La galleria creata dal servizio Glaciologico Lombardo è impressionante. Il ghiacciaio del Pizzo Ferre’ ha perso, dal 2008 al 2018 76,5 metri. Quello del Campo Nord Paradisin (Livigno) nello stesso periodo ha perso 109,5 metri di lunghezza e uno spessore di 21 metri, come una palazzina di sei piani. Il ghiacciaio dei Forni del gruppo Ortles Cevedale ha perso addirittura 234,5 metri di lunghezza. Il ghiacciaio di Fellaria del Gruppo della Bernina invece si e’ in gran parte fuso e al suo posto è comparso un lago grande come 25 campi da calcio.
“Siamo davanti a un fenomeno non reversibile” ha spiegato all’Agi Carlo Barbante, della Ca’ Foscari e uno degli ideatori del progetto di ricerca “Ice Memory” che punta a prelevare e custodire campioni dei ghiacciai in tutto il mondo.
“La velocità di scioglimento dei ghiacciai, è visibile quasi a occhio nudo – racconta – e in futuro lo scenario che ci aspetta è quello di una quasi completa sparizione dei ghiacciai al di sotto dei 3600 metri di quota”.
“Significa che molti dei ghiacciai spariranno dalle Alpi e con essi la riserva di stock idrico accumulata e rilasciata durante l’estate.
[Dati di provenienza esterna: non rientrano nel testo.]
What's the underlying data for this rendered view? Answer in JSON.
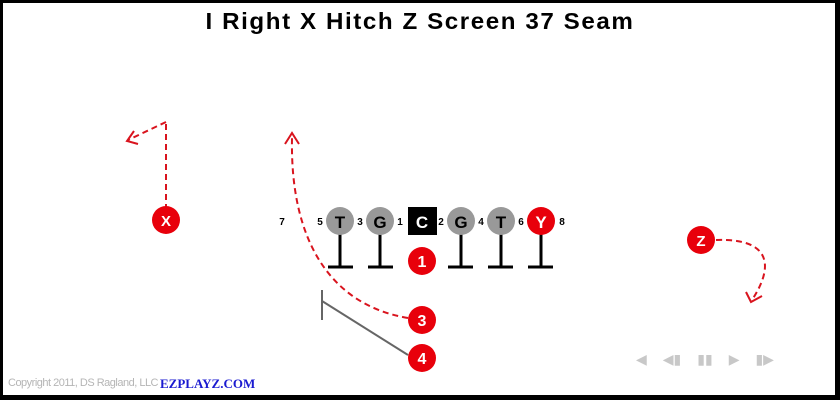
{
  "title": "I Right X Hitch Z Screen 37 Seam",
  "footer": {
    "copyright": "Copyright 2011, DS Ragland, LLC",
    "brand": "EZPLAYZ.COM"
  },
  "colors": {
    "skill_player": "#e8000b",
    "lineman": "#999999",
    "center": "#000000",
    "route": "#d9141e",
    "block_line": "#666666",
    "controls": "#c8c8c8"
  },
  "players": {
    "x": {
      "label": "X"
    },
    "z": {
      "label": "Z"
    },
    "y": {
      "label": "Y"
    },
    "lt": {
      "label": "T"
    },
    "lg": {
      "label": "G"
    },
    "c": {
      "label": "C"
    },
    "rg": {
      "label": "G"
    },
    "rt": {
      "label": "T"
    },
    "qb": {
      "label": "1"
    },
    "fb": {
      "label": "3"
    },
    "tb": {
      "label": "4"
    }
  },
  "hole_numbers": [
    "7",
    "5",
    "3",
    "1",
    "2",
    "4",
    "6",
    "8"
  ],
  "controls": {
    "rewind": "◀",
    "step_back": "◀▮",
    "pause": "▮▮",
    "play": "▶",
    "step_forward": "▮▶"
  }
}
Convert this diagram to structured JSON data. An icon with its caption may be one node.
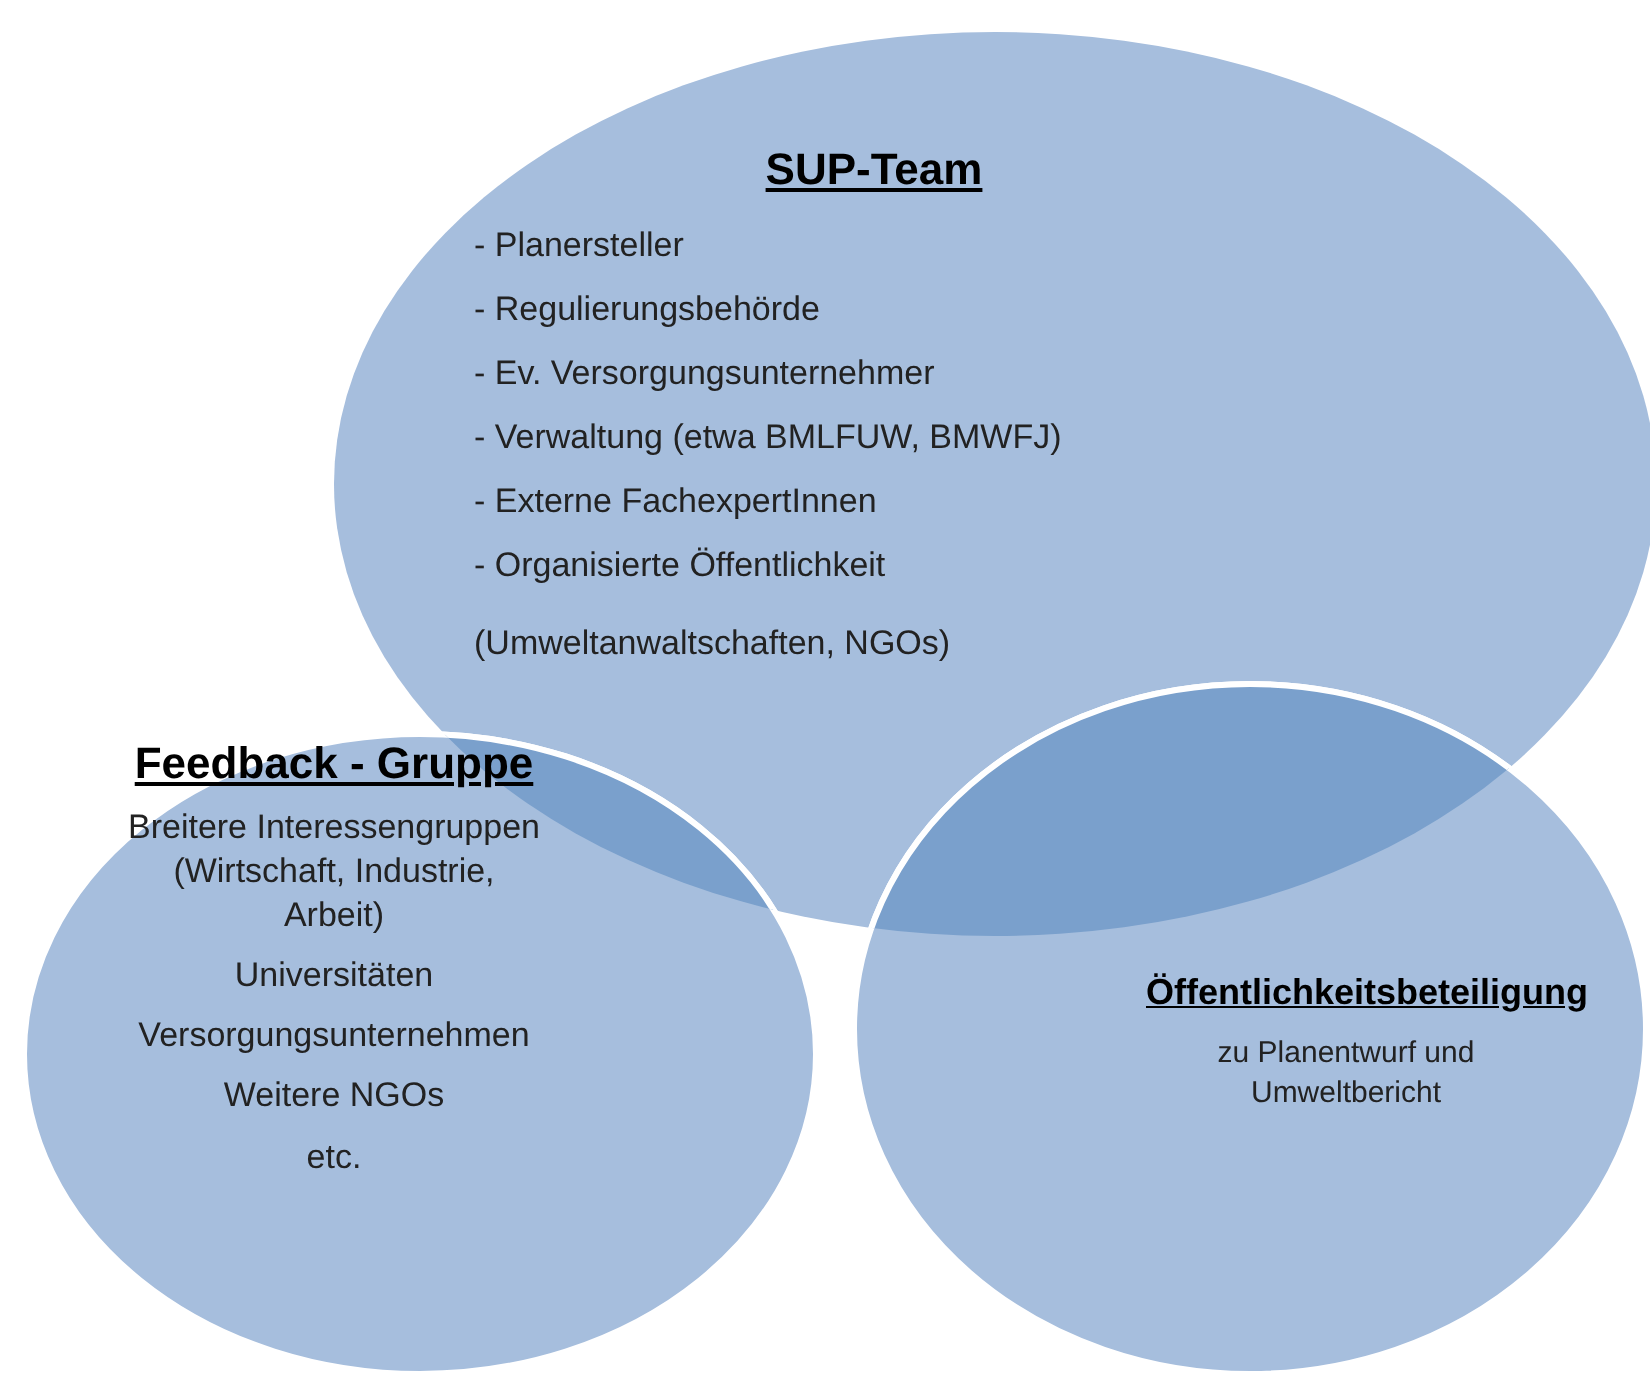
{
  "diagram": {
    "nodes": [
      {
        "text": [
          "SUP-Team",
          "- Planersteller",
          "- Regulierungsbehörde",
          "- Ev. Versorgungsunternehmer",
          "- Verwaltung (etwa BMLFUW, BMWFJ)",
          "- Externe FachexpertInnen",
          "- Organisierte Öffentlichkeit",
          "(Umweltanwaltschaften, NGOs)"
        ]
      },
      {
        "text": [
          "Feedback - Gruppe",
          "Breitere Interessengruppen (Wirtschaft, Industrie, Arbeit)",
          "Universitäten",
          "Versorgungsunternehmen",
          "Weitere NGOs",
          "etc."
        ]
      },
      {
        "text": [
          "Öffentlichkeitsbeteiligung",
          "zu Planentwurf und Umweltbericht"
        ]
      }
    ]
  }
}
Dovremo dire addio a molti ghiacciai come, per esempio quello della Marmolada, che si trova a quote inferiori” spiega Di Blasi.
“In passato abbiamo avuto periodi in cui i ghiacciai erano scomparsi, ma quello che impressiona in questa fase – ha aggiunto Barbante – è la velocità con cui registriamo il fenomeno. Una velocità che suscita preoccupazione e che avra’ ripercussioni anche a valle, sugli approvvigionamenti idrici”. Non è un problema di siccità, ma di temperatura troppo elevata.
“Anche in anni in cui le precipitazioni sono particolarmente intense – spiega Barbante – i ghiacciai continuano comunque a perdere massa. Temperature elevate sopra lo zero, anche in mesi in cui invece normalmente sono al di sotto della soglia di fusione, sono ormai sempre piu’ frequenti.” “Nel 2012 – conclude De Blasi – abbiamo avuto un dato in cui in tutto l’arco alpino le temperature non sono scese sotto lo zero perche’ la soglia dello zero termica era arrivata molto oltre i 4000 metri di quota”.